So my interview with pagan centered podcast just came out. This interview was...well it wasn't an interview. It was a bunch of people grilling me about pop culture magic. I did my best to answer them civilly, though I lost a bit of my temper when several of them were downright insulting. I'm used to people being resistant to the concept of integrating pop culture to magic. I've certainly heard my share of critiques about it, but this interview reminded me of the pagan bunny hunter club...people who would "hunt" pagans who didn't share similar beliefs that they had. In the pagan bunny hunter club, and also in the case of the majority of the people on this podcast, what I'm struck by is the fundamentalism and close-mindedness that informs the attitudes of the people. As you'll probably hear, if you listen to this episode, the majority of the interviewers weren't really familiar with my work and didn't think it was worth their time or effort to become familiar. How that then makes them experts in critiquing said work is beyond me.
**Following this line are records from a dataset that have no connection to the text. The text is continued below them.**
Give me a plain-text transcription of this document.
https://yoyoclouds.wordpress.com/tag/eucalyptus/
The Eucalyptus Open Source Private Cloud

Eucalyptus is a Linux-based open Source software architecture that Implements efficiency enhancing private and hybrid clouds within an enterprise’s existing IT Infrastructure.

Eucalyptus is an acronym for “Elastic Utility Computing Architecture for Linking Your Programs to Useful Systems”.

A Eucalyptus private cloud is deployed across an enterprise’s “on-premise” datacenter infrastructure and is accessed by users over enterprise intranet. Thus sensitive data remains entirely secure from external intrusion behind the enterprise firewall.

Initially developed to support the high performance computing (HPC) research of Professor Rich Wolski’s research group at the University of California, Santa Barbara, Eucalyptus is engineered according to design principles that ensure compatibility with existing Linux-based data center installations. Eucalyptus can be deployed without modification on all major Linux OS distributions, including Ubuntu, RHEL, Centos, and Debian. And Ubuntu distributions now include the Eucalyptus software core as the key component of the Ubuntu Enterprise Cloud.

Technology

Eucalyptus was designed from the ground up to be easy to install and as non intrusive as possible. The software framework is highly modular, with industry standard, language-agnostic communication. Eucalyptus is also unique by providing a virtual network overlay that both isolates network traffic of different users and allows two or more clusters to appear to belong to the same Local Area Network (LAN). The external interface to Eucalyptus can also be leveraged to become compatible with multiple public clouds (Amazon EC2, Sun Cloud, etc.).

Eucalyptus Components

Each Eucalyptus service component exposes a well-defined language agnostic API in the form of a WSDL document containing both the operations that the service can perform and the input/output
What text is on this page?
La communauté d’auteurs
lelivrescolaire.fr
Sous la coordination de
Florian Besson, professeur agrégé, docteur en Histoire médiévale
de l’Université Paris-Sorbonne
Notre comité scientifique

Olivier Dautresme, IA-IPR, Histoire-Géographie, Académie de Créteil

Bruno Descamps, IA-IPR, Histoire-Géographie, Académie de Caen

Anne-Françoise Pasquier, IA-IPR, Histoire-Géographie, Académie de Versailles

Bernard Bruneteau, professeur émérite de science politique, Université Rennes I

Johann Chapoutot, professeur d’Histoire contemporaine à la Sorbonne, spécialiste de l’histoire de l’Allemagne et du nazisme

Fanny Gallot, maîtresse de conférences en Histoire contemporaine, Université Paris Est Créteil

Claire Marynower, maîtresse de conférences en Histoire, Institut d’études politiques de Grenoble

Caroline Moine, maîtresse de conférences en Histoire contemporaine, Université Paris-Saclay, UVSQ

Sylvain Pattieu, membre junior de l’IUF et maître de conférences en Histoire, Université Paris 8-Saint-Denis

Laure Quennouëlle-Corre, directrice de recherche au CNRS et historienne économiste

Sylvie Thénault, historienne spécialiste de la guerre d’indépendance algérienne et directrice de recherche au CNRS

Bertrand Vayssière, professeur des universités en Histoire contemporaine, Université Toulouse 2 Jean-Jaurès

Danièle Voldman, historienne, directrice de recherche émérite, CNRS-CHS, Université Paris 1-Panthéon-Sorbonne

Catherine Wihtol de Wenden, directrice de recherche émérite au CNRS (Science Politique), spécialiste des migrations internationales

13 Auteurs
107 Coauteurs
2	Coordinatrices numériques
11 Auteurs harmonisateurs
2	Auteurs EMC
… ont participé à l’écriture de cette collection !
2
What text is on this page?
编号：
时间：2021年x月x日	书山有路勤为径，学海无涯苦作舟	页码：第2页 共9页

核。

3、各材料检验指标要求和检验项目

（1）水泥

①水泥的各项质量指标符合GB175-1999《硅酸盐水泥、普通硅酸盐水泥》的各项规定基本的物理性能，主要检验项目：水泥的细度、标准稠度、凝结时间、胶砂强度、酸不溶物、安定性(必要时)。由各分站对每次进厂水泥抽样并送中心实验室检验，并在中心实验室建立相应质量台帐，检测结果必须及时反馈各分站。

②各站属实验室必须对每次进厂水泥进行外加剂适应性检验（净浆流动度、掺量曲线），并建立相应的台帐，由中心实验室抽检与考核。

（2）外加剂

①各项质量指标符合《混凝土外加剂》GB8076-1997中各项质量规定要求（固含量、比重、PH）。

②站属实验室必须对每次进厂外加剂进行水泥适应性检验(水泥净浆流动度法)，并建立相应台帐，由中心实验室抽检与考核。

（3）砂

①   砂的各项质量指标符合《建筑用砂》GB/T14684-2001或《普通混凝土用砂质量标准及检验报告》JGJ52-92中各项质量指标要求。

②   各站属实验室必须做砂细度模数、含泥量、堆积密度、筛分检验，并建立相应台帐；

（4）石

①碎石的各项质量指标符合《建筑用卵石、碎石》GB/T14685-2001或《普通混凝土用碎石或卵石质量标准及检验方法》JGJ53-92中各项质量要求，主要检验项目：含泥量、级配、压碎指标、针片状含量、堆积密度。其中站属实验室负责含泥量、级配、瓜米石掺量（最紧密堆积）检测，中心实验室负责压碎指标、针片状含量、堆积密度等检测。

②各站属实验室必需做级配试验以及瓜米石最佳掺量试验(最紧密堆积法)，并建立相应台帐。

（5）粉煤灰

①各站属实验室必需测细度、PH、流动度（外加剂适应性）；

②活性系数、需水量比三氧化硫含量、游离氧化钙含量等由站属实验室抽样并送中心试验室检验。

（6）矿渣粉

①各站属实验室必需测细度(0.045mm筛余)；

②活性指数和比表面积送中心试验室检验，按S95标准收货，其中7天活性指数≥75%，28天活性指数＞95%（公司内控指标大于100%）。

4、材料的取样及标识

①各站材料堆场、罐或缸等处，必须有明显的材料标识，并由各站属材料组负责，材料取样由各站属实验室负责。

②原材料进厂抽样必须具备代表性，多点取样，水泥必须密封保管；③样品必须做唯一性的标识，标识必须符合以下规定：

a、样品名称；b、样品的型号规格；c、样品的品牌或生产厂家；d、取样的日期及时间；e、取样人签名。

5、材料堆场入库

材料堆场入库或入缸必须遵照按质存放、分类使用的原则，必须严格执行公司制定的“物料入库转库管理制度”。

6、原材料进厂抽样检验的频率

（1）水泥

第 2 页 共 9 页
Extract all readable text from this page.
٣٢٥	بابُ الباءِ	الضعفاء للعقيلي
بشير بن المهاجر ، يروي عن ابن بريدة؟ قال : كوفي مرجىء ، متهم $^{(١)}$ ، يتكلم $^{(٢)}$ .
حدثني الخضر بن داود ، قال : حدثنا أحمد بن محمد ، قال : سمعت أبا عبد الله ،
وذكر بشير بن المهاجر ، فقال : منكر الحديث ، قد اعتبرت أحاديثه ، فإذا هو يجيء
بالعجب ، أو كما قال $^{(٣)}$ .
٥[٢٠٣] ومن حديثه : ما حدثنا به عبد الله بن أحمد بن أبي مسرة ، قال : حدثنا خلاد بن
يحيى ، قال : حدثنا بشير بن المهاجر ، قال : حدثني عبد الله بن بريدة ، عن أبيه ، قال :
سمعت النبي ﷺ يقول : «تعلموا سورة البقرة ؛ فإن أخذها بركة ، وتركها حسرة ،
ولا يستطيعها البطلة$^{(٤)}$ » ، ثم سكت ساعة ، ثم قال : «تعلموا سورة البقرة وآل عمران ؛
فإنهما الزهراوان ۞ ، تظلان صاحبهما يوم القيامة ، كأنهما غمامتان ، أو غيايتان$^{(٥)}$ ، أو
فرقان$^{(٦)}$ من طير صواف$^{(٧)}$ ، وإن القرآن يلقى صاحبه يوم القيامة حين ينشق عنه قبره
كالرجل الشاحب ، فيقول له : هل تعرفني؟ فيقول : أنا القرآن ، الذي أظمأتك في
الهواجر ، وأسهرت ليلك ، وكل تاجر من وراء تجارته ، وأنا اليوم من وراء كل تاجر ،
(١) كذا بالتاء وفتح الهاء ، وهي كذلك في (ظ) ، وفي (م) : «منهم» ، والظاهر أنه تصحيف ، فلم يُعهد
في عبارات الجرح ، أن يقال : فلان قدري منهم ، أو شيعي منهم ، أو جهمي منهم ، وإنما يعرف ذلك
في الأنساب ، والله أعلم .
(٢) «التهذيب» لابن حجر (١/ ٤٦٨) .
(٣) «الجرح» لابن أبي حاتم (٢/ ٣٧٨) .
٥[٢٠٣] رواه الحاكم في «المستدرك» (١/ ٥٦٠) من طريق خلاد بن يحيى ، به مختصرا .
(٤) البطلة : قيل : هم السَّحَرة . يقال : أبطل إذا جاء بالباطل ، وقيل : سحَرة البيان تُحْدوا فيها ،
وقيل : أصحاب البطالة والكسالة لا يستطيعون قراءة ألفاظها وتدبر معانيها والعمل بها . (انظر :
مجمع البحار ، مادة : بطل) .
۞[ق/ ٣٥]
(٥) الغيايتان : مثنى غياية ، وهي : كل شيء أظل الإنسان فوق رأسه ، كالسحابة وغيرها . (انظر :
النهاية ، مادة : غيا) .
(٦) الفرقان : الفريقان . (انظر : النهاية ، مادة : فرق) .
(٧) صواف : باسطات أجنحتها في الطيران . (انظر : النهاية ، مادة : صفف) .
I don't expect everyone to agree with how I do magic or think it's the best way to do it. But I really dislike what I consider to be an attempt to tell someone that his or her approach is invalid, because it doesn't fit within the paradigm of someone else. You can tell me it doesn't work for you, but don't try and tell me it won't work for others or that its blasphemous. I actually ended up tailoring some of my responses to fit the perspectives these people were coming from in order to actually communicate how pop culture magic can work. That was an interesting exercise in itself, because I mainly ended up using a psychological model of magic to discuss the concepts with them. That's not necessarily the model I would always use to discuss how magic works, but it was useful in this case and it seemed to at least cause us to arrive toward an uneasy consensus.
Not the best interview I've ever had and quite honestly in some ways very discouraging to see that there is such a prevalent attitude of fundamentalism, though not too surprising either. It's fair to say that in some ways this interview is representative of some of the disillusionment I've felt in regards to the pagan/occult communities.